When the space shuttle program wrapped up 11 years ago, one of the many things that was lost was the ability to service the Hubble Space Telescope, which needed quite a bit of service back in the shuttle days.
For years, it has been understood that if anything major failed on Hubble after the last shuttle touched down, it could spell the end of the space telescope. Beyond hardware failures, the telescope’s decaying orbit also poses a long-term danger.

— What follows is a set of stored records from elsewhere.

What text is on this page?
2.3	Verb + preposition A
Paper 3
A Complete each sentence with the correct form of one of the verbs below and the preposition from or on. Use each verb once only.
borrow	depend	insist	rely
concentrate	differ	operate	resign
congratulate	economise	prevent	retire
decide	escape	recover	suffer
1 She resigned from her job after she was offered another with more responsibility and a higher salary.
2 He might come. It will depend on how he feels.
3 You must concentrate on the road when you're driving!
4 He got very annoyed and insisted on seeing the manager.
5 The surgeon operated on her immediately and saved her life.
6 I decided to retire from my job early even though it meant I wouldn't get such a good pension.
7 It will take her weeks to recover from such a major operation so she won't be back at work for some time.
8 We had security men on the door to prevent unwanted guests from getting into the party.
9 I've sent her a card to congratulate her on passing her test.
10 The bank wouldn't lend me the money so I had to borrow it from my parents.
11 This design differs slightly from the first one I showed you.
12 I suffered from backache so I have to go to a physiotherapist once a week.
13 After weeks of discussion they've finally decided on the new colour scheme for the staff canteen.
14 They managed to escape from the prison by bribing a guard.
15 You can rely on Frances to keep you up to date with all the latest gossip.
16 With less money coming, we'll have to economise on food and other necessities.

…but all that could be changing. Seth Kurkowski has details:
NASA and SpaceX signed an unfunded Space Act Agreement to produce a study on the capability of using Dragon to dock with Hubble and boost it into its original 372-mile orbit around Earth. This isn’t an announcement that SpaceX will do so, or a promise that NASA will sign off on the mission, but it is one step closer to having it become a possibility. According to both NASA Associate Administrator Thomas Zubuchen and Hubble’s project manager Patrick Crouse, the space observatory is in good condition and is expected to last well through this decade and beyond.
If this Hubble mission is deemed possible, the mission would launch on a SpaceX Falcon 9 with a Crew Dragon.
This flight would probably be a part of The Polaris Program, which is run run by Jared Issacman, who flew to space on Inspiration 4 while raising money for St. Jude.